Luke Davis ldavis at shellworld.net
Thu Jul 17 14:45:24 EDT 2003


On Thu, 17 Jul 2003, Janina Sajka wrote:

> Speakup friendly and that's very nice. There are parts of the Red Hat
> installation which are tricky--such as the very critical disk
> partitioning scripts called DiskDruid. I accepted the defaults the
> Debian script chose, so I have no knowledge of how easy or hard it might
> be to customize partitioning, though.

I forget which program it uses.  It is basicly a menu driven fdisk.  It
was accessible, but I didn't like it.  I used it once or twice, and other
times just flipped to another console, and used the regular fdisk, I
believe.

> alternatives. As it happens, it doesn't bother me too much to
> systematically go through sub menus, but I imagine newbies might get
> lost.

I have found some very good reasons to go in alternative orders for
certain installations, so indeed that is a useful option.

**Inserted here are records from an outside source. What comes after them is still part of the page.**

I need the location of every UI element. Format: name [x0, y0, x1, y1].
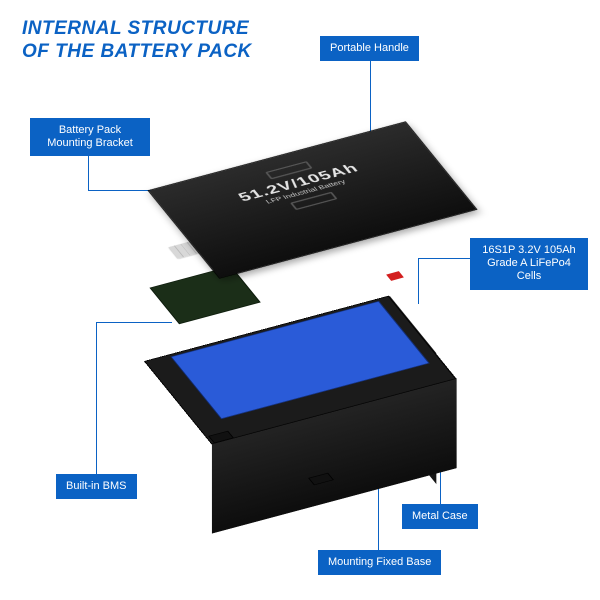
label-text: Built-in BMS [66, 480, 127, 492]
lid-shape: 51.2V/105Ah LFP Industrial Battery [147, 121, 477, 278]
label-mounting-bracket: Battery Pack Mounting Bracket [30, 118, 150, 156]
label-text: Battery Pack [59, 124, 121, 136]
leader-line [418, 258, 419, 304]
label-text: Mounting Fixed Base [328, 556, 431, 568]
label-mounting-fixed-base: Mounting Fixed Base [318, 550, 441, 575]
leader-line [418, 258, 470, 259]
label-text: Grade A LiFePo4 Cells [487, 257, 571, 282]
leader-line [96, 322, 172, 323]
page-title: INTERNAL STRUCTURE OF THE BATTERY PACK [22, 18, 252, 64]
bms-shape [149, 266, 260, 324]
label-metal-case: Metal Case [402, 504, 478, 529]
label-portable-handle: Portable Handle [320, 36, 419, 61]
terminal-cap [386, 271, 404, 281]
title-line-2: OF THE BATTERY PACK [22, 41, 252, 62]
label-text: 16S1P 3.2V 105Ah [482, 244, 575, 256]
leader-line [96, 322, 97, 474]
label-built-in-bms: Built-in BMS [56, 474, 137, 499]
title-line-1: INTERNAL STRUCTURE [22, 18, 249, 39]
leader-line [88, 150, 89, 190]
label-text: Metal Case [412, 510, 468, 522]
label-text: Mounting Bracket [47, 137, 133, 149]
label-cells: 16S1P 3.2V 105Ah Grade A LiFePo4 Cells [470, 238, 588, 290]
label-text: Portable Handle [330, 42, 409, 54]
leader-line [370, 60, 371, 132]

> This raises a question: How does one get a list of all the apps
> currently installed? I know how to do that with rpm, but I don't know
> how to do it with apt, and I don't see the answer in the docs. This
> becomes annoying after doing an apt-get update where I'm told something
> like "2 packages to upgrade," but I have no notion of what ones are
> goiong to be upgraded until after saying "yes" to "go ahead and do it"
> under "apt-get upgrade." That ain't right.

There is probably a way, although I can not call it immediately to mind.
I know that you can run apt-get, in a test mode, so you can see what it
would have done, without actually having it do it.  I think I used that
once, to see what would be upgraded.